Certains ironisent beaucoup, depuis quelque temps, sur le Parti socialiste qui, ayant perdu son idéologie, semble hésiter entre une vieille tradition rappelant la SFIO d’antan et la social-démocratie, qui ne parvient pas à élaborer un programme cohérent pour 2012 et qui parait même se refuser à choisir un candidat que pourtant tous les sondages lui désignent. Sans parler de cette nouvelle « gauche de la gauche » qui s’éveille grâce à la crise et au talent de Mélenchon.
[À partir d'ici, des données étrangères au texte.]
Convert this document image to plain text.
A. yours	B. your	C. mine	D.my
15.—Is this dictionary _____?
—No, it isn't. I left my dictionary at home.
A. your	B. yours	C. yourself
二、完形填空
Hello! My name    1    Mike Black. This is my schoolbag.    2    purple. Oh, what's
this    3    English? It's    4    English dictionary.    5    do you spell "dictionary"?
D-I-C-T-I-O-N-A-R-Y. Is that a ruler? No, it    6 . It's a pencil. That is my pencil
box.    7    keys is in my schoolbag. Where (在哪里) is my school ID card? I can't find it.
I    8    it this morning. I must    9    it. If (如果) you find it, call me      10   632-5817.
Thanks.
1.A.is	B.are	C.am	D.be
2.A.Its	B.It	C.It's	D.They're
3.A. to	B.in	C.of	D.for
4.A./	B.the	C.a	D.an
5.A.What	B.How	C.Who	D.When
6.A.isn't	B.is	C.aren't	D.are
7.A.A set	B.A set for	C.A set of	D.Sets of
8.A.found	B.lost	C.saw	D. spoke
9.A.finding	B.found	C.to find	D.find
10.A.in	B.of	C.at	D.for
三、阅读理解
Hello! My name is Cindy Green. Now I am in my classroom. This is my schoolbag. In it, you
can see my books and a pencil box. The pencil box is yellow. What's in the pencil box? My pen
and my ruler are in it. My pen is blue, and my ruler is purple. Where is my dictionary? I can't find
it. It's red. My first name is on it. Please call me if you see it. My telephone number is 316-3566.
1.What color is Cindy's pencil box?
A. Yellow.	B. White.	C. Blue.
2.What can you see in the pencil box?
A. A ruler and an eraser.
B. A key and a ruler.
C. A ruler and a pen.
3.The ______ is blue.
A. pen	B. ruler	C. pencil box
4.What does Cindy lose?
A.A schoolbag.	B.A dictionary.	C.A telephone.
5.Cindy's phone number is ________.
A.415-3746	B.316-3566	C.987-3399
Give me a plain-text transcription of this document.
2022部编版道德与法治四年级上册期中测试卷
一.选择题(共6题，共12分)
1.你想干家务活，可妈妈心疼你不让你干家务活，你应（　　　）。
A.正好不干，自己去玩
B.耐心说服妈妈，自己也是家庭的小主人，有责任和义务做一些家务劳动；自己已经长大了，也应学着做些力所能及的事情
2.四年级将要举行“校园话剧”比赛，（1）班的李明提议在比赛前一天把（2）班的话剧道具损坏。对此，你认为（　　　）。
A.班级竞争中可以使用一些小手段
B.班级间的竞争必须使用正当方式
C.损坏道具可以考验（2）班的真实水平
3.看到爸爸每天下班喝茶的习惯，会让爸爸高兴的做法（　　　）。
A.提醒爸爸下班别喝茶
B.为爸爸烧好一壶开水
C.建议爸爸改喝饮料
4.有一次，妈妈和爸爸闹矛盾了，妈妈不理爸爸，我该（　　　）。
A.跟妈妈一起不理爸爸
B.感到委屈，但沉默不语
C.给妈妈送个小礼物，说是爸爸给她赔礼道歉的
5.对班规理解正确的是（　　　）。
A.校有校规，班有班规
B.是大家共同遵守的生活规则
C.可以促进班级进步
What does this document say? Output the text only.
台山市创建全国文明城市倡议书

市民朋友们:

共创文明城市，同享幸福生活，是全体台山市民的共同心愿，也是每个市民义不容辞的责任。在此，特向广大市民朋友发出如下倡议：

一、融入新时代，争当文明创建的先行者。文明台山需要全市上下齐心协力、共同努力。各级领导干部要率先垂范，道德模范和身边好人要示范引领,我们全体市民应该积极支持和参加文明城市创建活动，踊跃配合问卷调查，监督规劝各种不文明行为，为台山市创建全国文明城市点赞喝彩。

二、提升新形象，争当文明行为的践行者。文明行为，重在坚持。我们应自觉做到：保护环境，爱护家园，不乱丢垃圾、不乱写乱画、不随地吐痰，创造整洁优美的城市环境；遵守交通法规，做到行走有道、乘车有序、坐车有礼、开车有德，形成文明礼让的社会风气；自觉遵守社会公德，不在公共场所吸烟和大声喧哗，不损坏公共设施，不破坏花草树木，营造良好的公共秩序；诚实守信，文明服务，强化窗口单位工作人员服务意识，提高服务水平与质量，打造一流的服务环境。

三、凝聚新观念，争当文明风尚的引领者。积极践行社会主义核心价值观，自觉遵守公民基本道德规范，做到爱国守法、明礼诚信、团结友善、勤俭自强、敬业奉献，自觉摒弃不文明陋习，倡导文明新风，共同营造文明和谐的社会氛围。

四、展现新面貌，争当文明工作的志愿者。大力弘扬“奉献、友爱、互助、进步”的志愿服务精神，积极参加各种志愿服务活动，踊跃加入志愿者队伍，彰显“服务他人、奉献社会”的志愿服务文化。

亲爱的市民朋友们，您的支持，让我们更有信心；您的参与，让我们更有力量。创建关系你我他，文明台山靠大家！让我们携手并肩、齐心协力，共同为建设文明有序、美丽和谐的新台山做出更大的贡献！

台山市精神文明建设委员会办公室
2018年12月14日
Mais, en fait, c’est plutôt la droite qui, aujourd’hui, est totalement déboussolée.
Tous les « gens de gauche » savent parfaitement que, l’année prochaine, du moins au second tour, ils voteront comme un seul homme pour le candidat officiel du parti socialiste, qu’il ait été désigné par les fameuses primaires ou par une autre procédure et que ce soit Dominique Strauss-Kahn, Martine Aubry ou François Hollande.
Ce sont les « gens de droite », militants ou sympathisants de l’UMP ou même simplement électeurs de Sarkozy en 2007, qui sont beaucoup plus hésitants, du moins pour une très large partie d’entre eux.
A un an des élections présidentielles, ce n’est pas la gauche qui est divisée même si elle se chamaille, mais bien la droite. Pire, une grande majorité du « peuple de droite » se sent orpheline. Elle ne veut plus de Sarkozy et n’a pas pour autant d’homme recours, d’homme providentiel.
On s’aperçoit alors qu’en France il y a désormais, ou plutôt de nouveau plusieurs droites. Et sans même parler de l’extrême-droite du Front National. Il ne s’agit plus des fameuses « trois droites » chères à nos professeurs de Sciences politiques, les Légitimistes, les Orléanistes et les Bonapartistes. Non, nous avons aujourd’hui deux droites : celle qu’on, pourrait appeler la droite gaulliste (ou néo-gaulliste) et celle qu’on peut considérer comme plus classique et dans laquelle se mélangent, curieusement, un vieux fond centriste et quelques relents pétainistes qui ont la vie dure.
Si on y réfléchit un peu, on s’aperçoit que ces deux droites se sont affrontées très régulièrement depuis les débuts de la Vème République. Ce fut de Gaulle contre Lecanuet, en 1965, Pompidou contre Poher, en 1969, Chaban contre Giscard, en 1974, Chirac contre Giscard, en 1981, Chirac contre Barre, en 1988, Chirac contre Balladur, en 1995.
D’un côté, une droite libéral (au sens politique du mot), « sociale », qui évoque la participation, la nouvelle société, la fracture sociale, et, en face, une droite dure, qui estime sans le dire que la politique de la France peut « se faire à la Corbeille » et qui ne se rend même pas compte qu’en faisant l’éloge du travail et de la famille (elle oublie la patrie) elle reprend les vieux thèmes d’une droite qui s’était jadis fourvoyée.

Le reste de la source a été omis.